Mittwoch, 25. September 2019

Weibliche katze mit hoden

Bei weiblichen Katzen können Sie ziemlich dicht unter dem Anus einen kleinen Schlitz erkennen: die Vulva. Bei Katern hingegen kommen mit einem kleinen Abstand zum Anus die Hoden und mit etwas mehr Abstand ein kleines, rundes Loch: die Penisöffnung. Ansonsten passiert es schnell, dass sie sich die Wunde auflecken und es zu Komplikationen bei der Heilung kommt. Du kannst dir die Genitalien einer weiblichen Katze wie ein Semikolon vorstellen.


Bei einer weiblichen Katze ist der Abstand zwischen dem Darmausgang und der Vulva kleiner.

Normalerweise liegen etwa gut einen Zentimeter auseinander. Weibliche Katzen werden nicht rollig und Kater unterlassen das ungeliebte Markieren in der Wohnung. Durchschnittlich haben kastrierte Katzen eine höhere Lebenserwartung als nichtkastrierte Samtpfoten, sie sind weniger gestresst und ausgeglichener.


Hoden erhalten und das Sexualverhalten bleibt unverändert – mit allen negativen Folgen wie ausgeprägterem Revierverhalten mit entsprechenden Kämpfen und Verletzungen, größerem Unfallrisiko durch längere Revierwege und deutlich höherem Infektionsrisiko mit tödlichen Katzenseuchen (FeLV, FIP, FIV etc) durch Deckakt bzw.
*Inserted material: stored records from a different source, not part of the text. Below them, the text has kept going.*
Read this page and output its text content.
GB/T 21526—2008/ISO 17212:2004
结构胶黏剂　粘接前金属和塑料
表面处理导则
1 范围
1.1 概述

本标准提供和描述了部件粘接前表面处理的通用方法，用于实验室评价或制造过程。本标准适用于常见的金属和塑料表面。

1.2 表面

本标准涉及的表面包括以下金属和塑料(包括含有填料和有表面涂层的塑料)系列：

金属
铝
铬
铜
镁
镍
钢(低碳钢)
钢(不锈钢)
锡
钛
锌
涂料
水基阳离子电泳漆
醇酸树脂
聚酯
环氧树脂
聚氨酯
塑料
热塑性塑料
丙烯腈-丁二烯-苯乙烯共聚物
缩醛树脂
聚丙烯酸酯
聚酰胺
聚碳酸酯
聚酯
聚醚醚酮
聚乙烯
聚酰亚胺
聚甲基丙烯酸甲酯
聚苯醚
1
Katzen ) keinen bösartigen Brustkrebs, keine hormonbedingten Knochenmarksschäden und keine lebensbedrohende Gebärmuttervereiterung bekommen. Mit einer Sterilisation erreicht man aber lediglich, dass keine Nachkommen mehr produziert werden.


In Abhängigkeit von Jahreszeit, Tageslichtdauer, Gesundheitszustand und Rasse wird die weibliche Katze in der Regel im Alter von etwa sieben bis acht Monaten, Langhaarkatzen häufig erst mit bis Monaten, geschlechtsreif. Verantwortlich dafür sind die Keimdrüsen (Eierstöcke beim weiblichen bzw. Hoden beim männlichen Tier), die.
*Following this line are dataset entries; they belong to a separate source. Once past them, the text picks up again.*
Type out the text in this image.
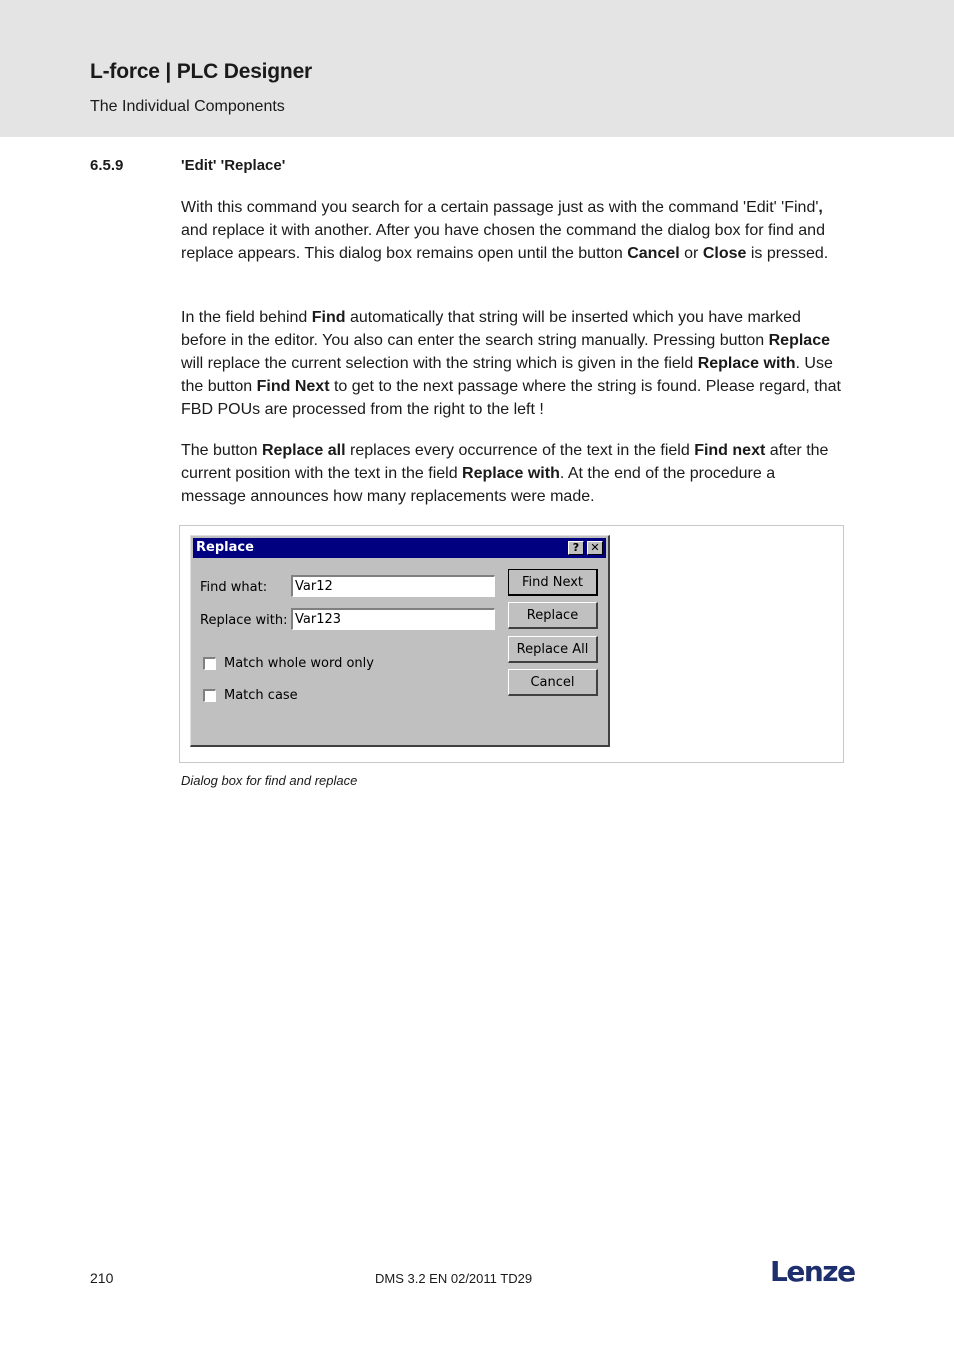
L-force | PLC Designer
The Individual Components
6.5.9	'Edit' 'Replace'

With this command you search for a certain passage just as with the command 'Edit' 'Find', and replace it with another. After you have chosen the command the dialog box for find and replace appears. This dialog box remains open until the button Cancel or Close is pressed.

In the field behind Find automatically that string will be inserted which you have marked before in the editor. You also can enter the search string manually. Pressing button Replace will replace the current selection with the string which is given in the field Replace with. Use the button Find Next to get to the next passage where the string is found. Please regard, that FBD POUs are processed from the right to the left !

The button Replace all replaces every occurrence of the text in the field Find next after the current position with the text in the field Replace with. At the end of the procedure a message announces how many replacements were made.

Replace	?	✕
Find what:
Var12
Replace with:
Var123
Match whole word only
Match case
Find Next
Replace
Replace All
Cancel
Dialog box for find and replace
210	DMS 3.2 EN 02/2011 TD29	Lenze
Beim Kater ist das unspektakulär, bei der Kätzin. Ein besonders wichtiger Grun auch weibliche Katzen zu kastrieren liegt aber in gesundheitlichen Gründen: Durch die ständige Überproduktion von Hormonen bei der Rolligkeit kann sich eine sogenannte Dauerrolligkeit entwickeln, bei der die Katze extrem häufig und lange rollig wird bzw. Ausnahmezustand gar nicht mehr vorübergeht.


Kastration von Katzen. Gerade bei Freigängern bietet sich eine rechtzeitige Operation an, um gesundheitsgefährdende Revierkämpfe. Eine weibliche Katze kann zwei bis neunzehn Tage deckbereit sein. Der durchschnittliche Östrus einer weiblichen Katze , bei der es nicht zur Paarung kommt, liegt bei etwa acht Tagen, doch bei Katzen , die gedeckt wurden, ist dieser Zyklus oft kürzer, da es durch die Paarung zur Ovulation kommt. Katzen weisen einen Zyklus auf, den man in der Fachsprache „saisonal polyöstrisch“ nennt.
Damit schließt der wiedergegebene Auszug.